Especially during the school break schedule for many children, as a parent, I sometimes feel the weight and importance of the time spent with my child. I try to advocate being an "intentional parent" as much as possible.
What exactly is an intentional parent? For me, an intentional parent is one who is willing to do the very hard work of helping a child be the best the child can be. The intentional parent does a lot of giving: giving of time, giving of sleep, giving of money, giving of attention—generally, giving mightily of oneself. It is certainly not easy, and as far as I know, is not meant to be.
Every parent—intentional or not—gives their child many things. Some of those “gifts” are things children might not necessarily want to receive (and/or parents don't necessarily want to bestow on children); our bad habits sometimes have a way of living on whether we want them to or not. Nonetheless, most gifts we choose to bestow on our kids.
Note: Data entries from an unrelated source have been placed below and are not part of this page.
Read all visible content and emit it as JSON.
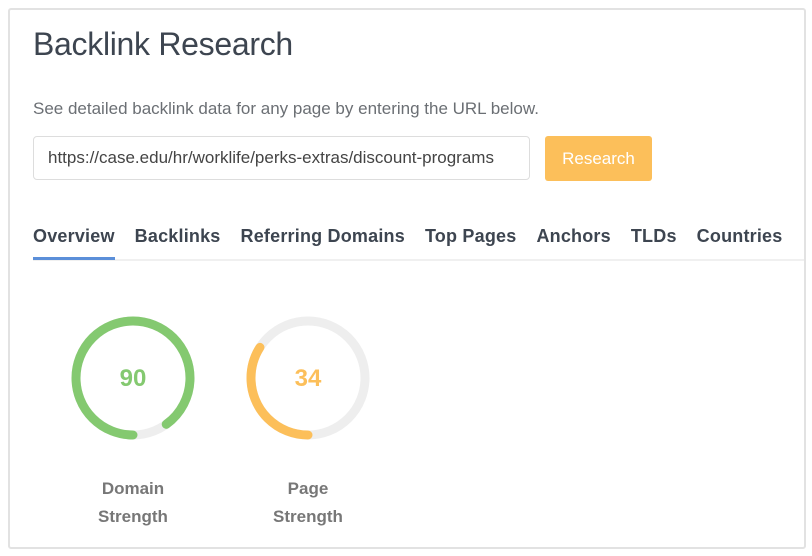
{
  "header": {
    "title": "Backlink Research",
    "subtitle": "See detailed backlink data for any page by entering the URL below."
  },
  "search": {
    "value": "https://case.edu/hr/worklife/perks-extras/discount-programs",
    "button_label": "Research"
  },
  "tabs": [
    {
      "label": "Overview",
      "active": true
    },
    {
      "label": "Backlinks"
    },
    {
      "label": "Referring Domains"
    },
    {
      "label": "Top Pages"
    },
    {
      "label": "Anchors"
    },
    {
      "label": "TLDs"
    },
    {
      "label": "Countries"
    }
  ],
  "gauges": [
    {
      "value": 90,
      "max": 100,
      "label_line1": "Domain",
      "label_line2": "Strength",
      "color": "#84c970"
    },
    {
      "value": 34,
      "max": 100,
      "label_line1": "Page",
      "label_line2": "Strength",
      "color": "#fcbf5a"
    }
  ],
  "colors": {
    "accent": "#5b8fd9",
    "button": "#fcbf5a",
    "track": "#eeeeee"
  }
}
Parental “gifts” say a lot about parents. Some just want to get through the child-rearing years with as little effort as possible...to survive, they will give the child whatever is demanded, so the kid will be quiet and stop bugging them, so that the parent can carry on with whatever the parent is focused on. Some choose to give their child the “in thing” or what's most popular, without necessarily considering whether that thing will be the most helpful. Some move through their children's worlds deliberately and purposefully; these parents give what is useful, after carefully thinking through what would be best.
That is an intentional parent. Easy? Certainly not. Going unrecognized? Probably. Helping to create a better world for their child and the world beyond them? For sure. That's an intentional parent.